STARKS — The town now faces its biggest hurdle yet in its attempt to secede from the school district: a two-thirds majority vote at the polls.

After a public hearing Thursday night attended by a small but vocal group of residents, Starks residents will vote Jan. 10 whether to leave School Administrative District 59, which also serves Madison, Athens and Brighton Plantation. Two thirds must approve the move for it to become official.

“I would like to express my thanks to the committee, all of you, your expertise, your time, your patience, and just sticking with it. I’m glad to be a part of Starks right now. We’re going to make history,” resident Dorothy Fayen told the withdrawal committee.

As required by law, Starks and SAD 59 have developed a withdrawal agreement, and Maine Education Commissioner Stephen Bowen has signed it. Thursday’s public hearing, attended by about 10 people, was the next step in the process that would have Starks join Mt. Blue Regional School District, based in Farmington, effective July 1.

When the withdrawal process began a year and a half ago, residents filled the community center’s gymnasium and came to selectmen meetings to share their opinions. Though town polls and surveys have showed that about 85 percent of residents support withdrawing, Ernie Hilton, chairman of the withdrawal committee, said people still need to vote.

“I would have been a little more heartened if there had been more people here tonight,” he said. “We really need to get people out here to vote.”

Committee member Kerry Hebert added, “We need a big vote. I don’t care up or down, we need the whole town voting.”

Residents have cited cost savings and additional educational opportunities as reasons to switch districts.

Research shows that academic achievement depends more on where students come from than the amount of money spent on them or their class size, Paul Frederic, a selectman and committee member, told the group.

“We’re essentially changing the place from whence our children come from.
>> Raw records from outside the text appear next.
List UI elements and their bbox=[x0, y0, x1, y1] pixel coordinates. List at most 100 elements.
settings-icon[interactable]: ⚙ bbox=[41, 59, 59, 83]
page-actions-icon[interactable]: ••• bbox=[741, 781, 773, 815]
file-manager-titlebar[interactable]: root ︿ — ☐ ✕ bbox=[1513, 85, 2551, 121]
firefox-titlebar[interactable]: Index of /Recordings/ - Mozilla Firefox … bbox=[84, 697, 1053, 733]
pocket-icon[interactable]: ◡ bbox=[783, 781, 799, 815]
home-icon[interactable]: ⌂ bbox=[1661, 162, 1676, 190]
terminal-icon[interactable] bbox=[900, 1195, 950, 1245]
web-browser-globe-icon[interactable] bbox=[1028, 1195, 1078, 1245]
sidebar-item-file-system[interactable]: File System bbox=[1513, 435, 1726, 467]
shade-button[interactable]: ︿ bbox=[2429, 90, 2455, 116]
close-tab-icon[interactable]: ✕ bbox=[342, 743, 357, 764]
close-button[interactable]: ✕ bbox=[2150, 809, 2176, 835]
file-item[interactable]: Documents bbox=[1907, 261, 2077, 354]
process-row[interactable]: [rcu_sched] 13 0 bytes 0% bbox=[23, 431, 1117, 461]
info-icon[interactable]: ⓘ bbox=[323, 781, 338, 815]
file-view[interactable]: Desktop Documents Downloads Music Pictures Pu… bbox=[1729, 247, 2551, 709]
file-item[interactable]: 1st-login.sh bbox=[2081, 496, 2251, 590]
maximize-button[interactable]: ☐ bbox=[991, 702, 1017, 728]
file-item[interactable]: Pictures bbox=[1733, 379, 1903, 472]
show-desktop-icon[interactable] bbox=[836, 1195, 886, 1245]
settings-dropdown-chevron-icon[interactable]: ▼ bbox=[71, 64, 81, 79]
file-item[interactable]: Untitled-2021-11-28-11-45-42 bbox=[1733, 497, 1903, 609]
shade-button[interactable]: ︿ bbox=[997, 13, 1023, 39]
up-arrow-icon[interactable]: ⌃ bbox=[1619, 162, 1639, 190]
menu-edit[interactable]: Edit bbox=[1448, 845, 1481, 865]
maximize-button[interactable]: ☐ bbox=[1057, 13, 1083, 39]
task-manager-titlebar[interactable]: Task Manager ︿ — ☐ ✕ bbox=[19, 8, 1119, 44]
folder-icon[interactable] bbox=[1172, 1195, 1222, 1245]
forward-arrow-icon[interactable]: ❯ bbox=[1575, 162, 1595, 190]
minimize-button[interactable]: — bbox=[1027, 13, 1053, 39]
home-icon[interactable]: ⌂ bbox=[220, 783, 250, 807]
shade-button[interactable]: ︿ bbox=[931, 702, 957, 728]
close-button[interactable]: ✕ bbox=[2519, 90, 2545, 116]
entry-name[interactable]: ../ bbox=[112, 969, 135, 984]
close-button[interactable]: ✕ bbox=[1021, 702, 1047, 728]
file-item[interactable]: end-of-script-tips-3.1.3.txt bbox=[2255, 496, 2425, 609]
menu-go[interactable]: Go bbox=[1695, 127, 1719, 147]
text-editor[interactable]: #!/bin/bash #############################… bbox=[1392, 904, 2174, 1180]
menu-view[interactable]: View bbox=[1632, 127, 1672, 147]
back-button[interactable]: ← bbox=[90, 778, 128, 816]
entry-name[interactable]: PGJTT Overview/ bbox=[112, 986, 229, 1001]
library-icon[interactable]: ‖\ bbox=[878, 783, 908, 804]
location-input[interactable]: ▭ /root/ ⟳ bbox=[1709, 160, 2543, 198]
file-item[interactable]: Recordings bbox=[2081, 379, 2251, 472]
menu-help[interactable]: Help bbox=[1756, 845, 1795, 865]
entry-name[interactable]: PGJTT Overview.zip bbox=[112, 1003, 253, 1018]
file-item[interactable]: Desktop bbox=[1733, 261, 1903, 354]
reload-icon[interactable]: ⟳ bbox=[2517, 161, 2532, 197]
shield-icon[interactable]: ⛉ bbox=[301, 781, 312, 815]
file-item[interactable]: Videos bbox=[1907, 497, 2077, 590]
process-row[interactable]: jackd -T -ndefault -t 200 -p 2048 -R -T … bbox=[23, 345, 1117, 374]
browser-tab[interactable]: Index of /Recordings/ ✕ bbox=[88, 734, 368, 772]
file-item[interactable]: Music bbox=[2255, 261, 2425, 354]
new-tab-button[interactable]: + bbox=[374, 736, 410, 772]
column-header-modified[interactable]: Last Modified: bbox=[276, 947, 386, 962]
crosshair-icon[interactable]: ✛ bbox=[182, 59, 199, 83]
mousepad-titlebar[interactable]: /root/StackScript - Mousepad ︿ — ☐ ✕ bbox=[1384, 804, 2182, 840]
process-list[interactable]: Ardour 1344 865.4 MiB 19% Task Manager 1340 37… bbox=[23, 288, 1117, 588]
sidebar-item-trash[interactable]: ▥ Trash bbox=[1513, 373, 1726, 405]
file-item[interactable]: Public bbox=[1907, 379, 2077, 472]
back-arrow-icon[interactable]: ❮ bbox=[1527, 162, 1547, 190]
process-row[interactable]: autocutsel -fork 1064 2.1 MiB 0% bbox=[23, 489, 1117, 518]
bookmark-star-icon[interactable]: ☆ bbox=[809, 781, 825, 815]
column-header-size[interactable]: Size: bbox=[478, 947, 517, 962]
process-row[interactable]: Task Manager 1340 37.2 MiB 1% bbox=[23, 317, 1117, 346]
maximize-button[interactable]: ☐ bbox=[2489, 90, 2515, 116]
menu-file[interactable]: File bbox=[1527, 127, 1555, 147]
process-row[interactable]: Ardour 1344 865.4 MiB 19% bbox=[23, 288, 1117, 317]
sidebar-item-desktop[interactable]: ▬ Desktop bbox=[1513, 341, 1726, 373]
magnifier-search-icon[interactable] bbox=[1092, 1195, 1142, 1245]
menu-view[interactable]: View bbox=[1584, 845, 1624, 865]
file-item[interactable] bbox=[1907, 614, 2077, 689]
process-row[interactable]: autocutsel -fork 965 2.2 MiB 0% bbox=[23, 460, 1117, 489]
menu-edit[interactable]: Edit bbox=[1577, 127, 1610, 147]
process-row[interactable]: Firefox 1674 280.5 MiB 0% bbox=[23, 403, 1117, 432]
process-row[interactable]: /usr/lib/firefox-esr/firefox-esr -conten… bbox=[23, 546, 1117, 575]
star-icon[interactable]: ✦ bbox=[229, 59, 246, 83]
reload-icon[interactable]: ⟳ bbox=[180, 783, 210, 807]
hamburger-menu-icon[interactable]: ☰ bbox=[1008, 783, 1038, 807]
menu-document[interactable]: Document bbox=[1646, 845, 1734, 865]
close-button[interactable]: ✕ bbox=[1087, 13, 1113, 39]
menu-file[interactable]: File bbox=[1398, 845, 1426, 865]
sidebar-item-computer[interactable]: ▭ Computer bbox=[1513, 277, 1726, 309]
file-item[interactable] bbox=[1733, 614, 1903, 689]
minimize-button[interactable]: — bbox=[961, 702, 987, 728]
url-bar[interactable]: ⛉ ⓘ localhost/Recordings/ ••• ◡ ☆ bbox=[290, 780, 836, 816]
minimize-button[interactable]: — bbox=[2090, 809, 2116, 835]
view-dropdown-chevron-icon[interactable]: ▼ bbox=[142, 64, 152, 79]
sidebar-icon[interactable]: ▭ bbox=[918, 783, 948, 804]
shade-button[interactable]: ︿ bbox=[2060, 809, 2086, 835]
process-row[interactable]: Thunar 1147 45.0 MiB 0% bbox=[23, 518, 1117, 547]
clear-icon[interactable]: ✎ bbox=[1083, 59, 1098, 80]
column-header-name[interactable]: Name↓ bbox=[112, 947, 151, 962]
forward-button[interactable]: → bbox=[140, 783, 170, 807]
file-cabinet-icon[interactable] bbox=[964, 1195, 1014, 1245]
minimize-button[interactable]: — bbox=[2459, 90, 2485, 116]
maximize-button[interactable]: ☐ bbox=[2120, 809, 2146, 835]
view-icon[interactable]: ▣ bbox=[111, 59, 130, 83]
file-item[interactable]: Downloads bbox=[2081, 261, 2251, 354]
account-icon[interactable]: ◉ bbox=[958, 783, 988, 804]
That’s really what this is all about I suppose, changing the place our children come from, by switching school districts. We’re going to see if some of this academic research really works in the applied world,” Frederic said, to laughter.

The withdrawal proposal allows Starks students to remain in Madison schools and continue in Madison until they graduate if they wish. The year after withdrawal, however, any Starks student entering kindergarten would go to Farmington.

“A number of parents expressed that they wanted choice, and I think we’ve actually accomplished that to a degree — more than we hoped for,” Hebert said.

It’s anticipated that about 20 of the approximately 70 students from Starks would continue in Madison, Hilton said. The reduction in students, however, would cause SAD 59 to lose several hundred thousand dollars.

In terms of transportation, SAD 59 has agreed to pick up students at the Starks Community Center and bus them to school in Madison, picking up other students along the way. When it becomes unprofitable for SAD 59, as an increasing number of Starks students graduate, the district will stop busing them.

Starks estimates it will save between $70,000 and $100,000 per year in tax dollars if it withdraws from SAD 59.

“If we were in RSU 9 right now we would have saved $90,000 this year,” Hebert said, referring to Regional School Unit 9, another name for the Mt. Blue district. The estimated savings was if 50 Starks students attended Mt. Blue.

The savings the first year of switching would not be that large, however, because for half of the town’s fiscal year it would have been in SAD 59. It would also have to pay some debt service to SAD 59, plus its set share of the superintendent’s salary.

Hilton said he believes the switch would be relatively smooth because SAD 59 owns no property in Starks.

“This is very a clean break,” Hilton said. “There’s no staff out here. There’s no personal property.”

He said at least five other towns in Maine have contacted Starks, wanting to know how they, too, can withdraw from their districts.

The polls will be open from 10 a.m. to 8 p.m., Jan. 10, at the community center. Absentee ballots are already being collected.

The withdrawal committee has begun unofficial negotiations with Mt. Blue. If the vote is affirmative Jan. 10, an official agreement will be formed, which will require approval by the towns in the Mt. Blue district and Starks.

It’s anticipated that the addition would infuse Mt. Blue with close to $500,000, without having to add staff, since students would be spread out over 13 grades.